The New York ACLU made the same point: 

The primary problem is the failure to define discrimination or to explain how the regulation interacts with existing laws protecting employees from discrimination on the basis of religion . . Title VII prohibits religious discrimination in employment and requires employers to attempt to accommodate employees religious beliefs. 

However, it also requires a careful evaluation of whether the accommodation proposed is reasonable and whether granting such an accommodation would cause "undue hardship" to the employer. 

Without any guidance as to how this prohibition interacts with current legal understandings of the rights and obligations of employers with respect to employees religious objections, employers across the health care system may feel constrained to accommodate employees religious objections at any cost.
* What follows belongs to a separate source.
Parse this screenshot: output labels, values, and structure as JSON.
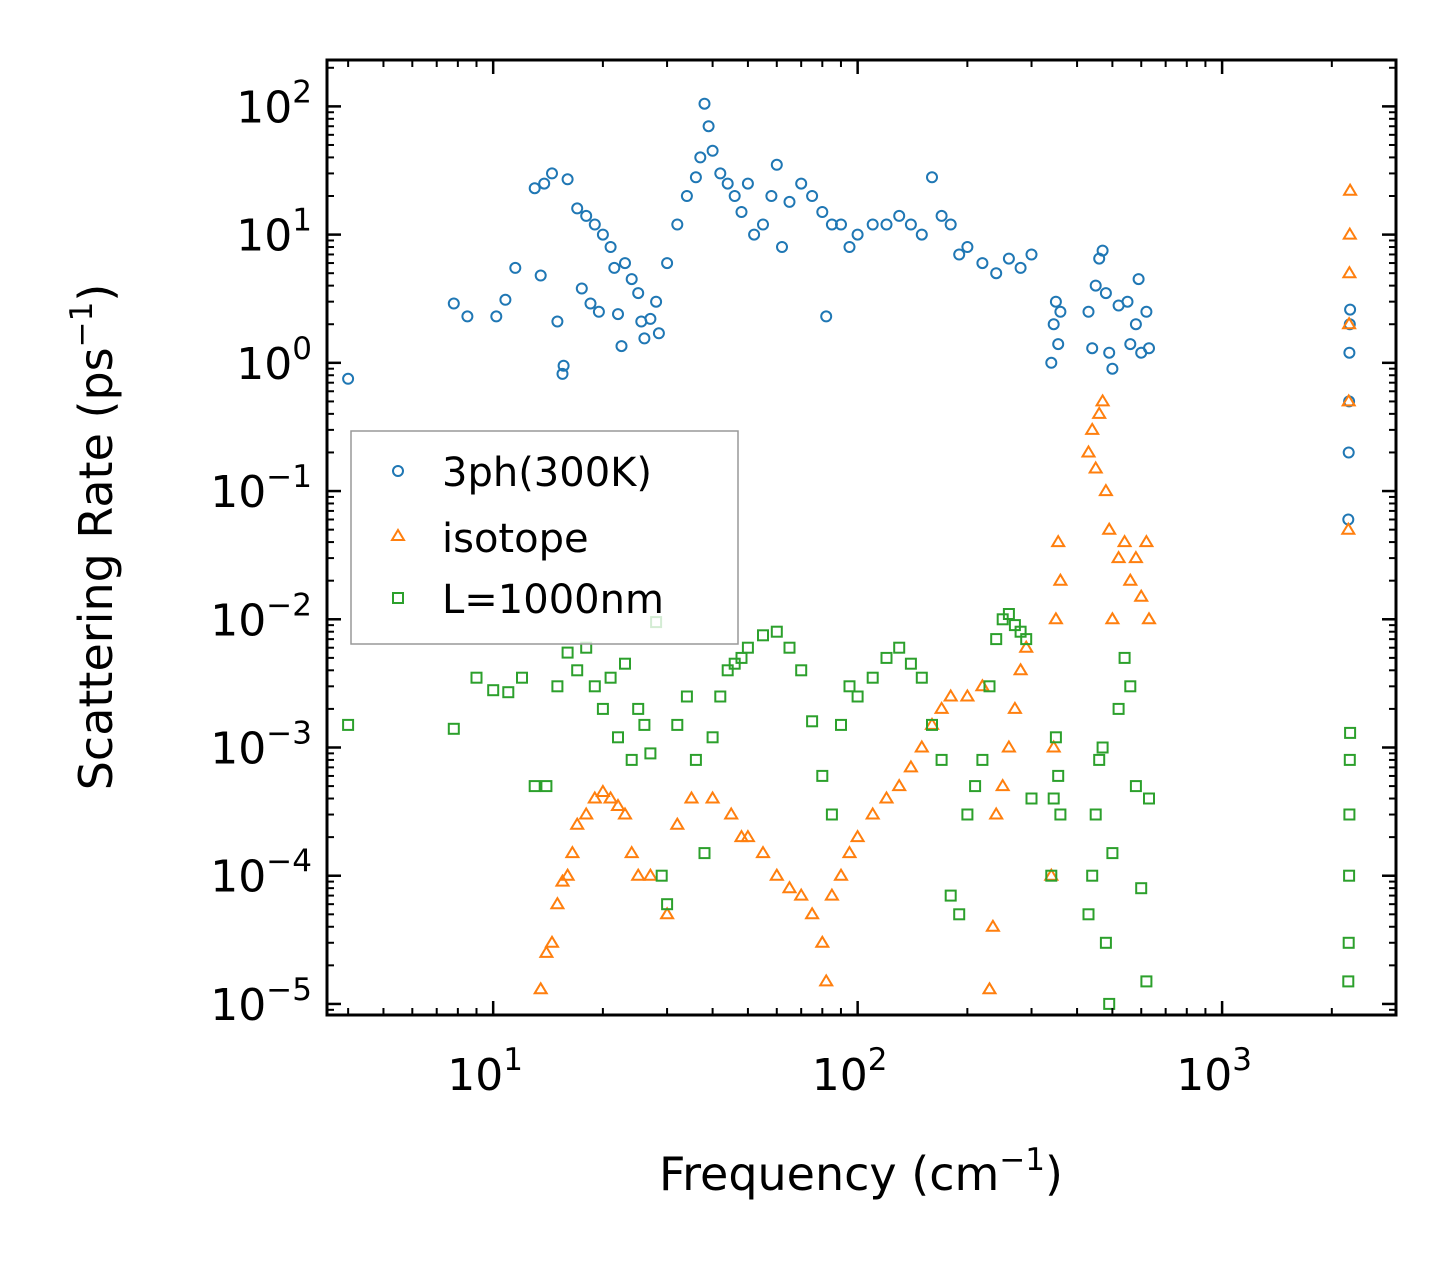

It looks like just about everyone except George Bush, John Boehner and friends, and the Catholic Church think this regulation is either improper, unnecessary, illegal, dangerous, or all of the above.

The bottom line is that the so called "conscience rule" is inconsistent  with long standing federal laws we have in place which prohibit religious discrimination in the workplace.  It  creates anxiety, confusion and uncertainty  for employers.  More important, the regulation places the health and safety of women at risk.

It's also quite obvious that any government regulation which attempts to impose morality and religion is a bad idea, un-American,  and needs to go.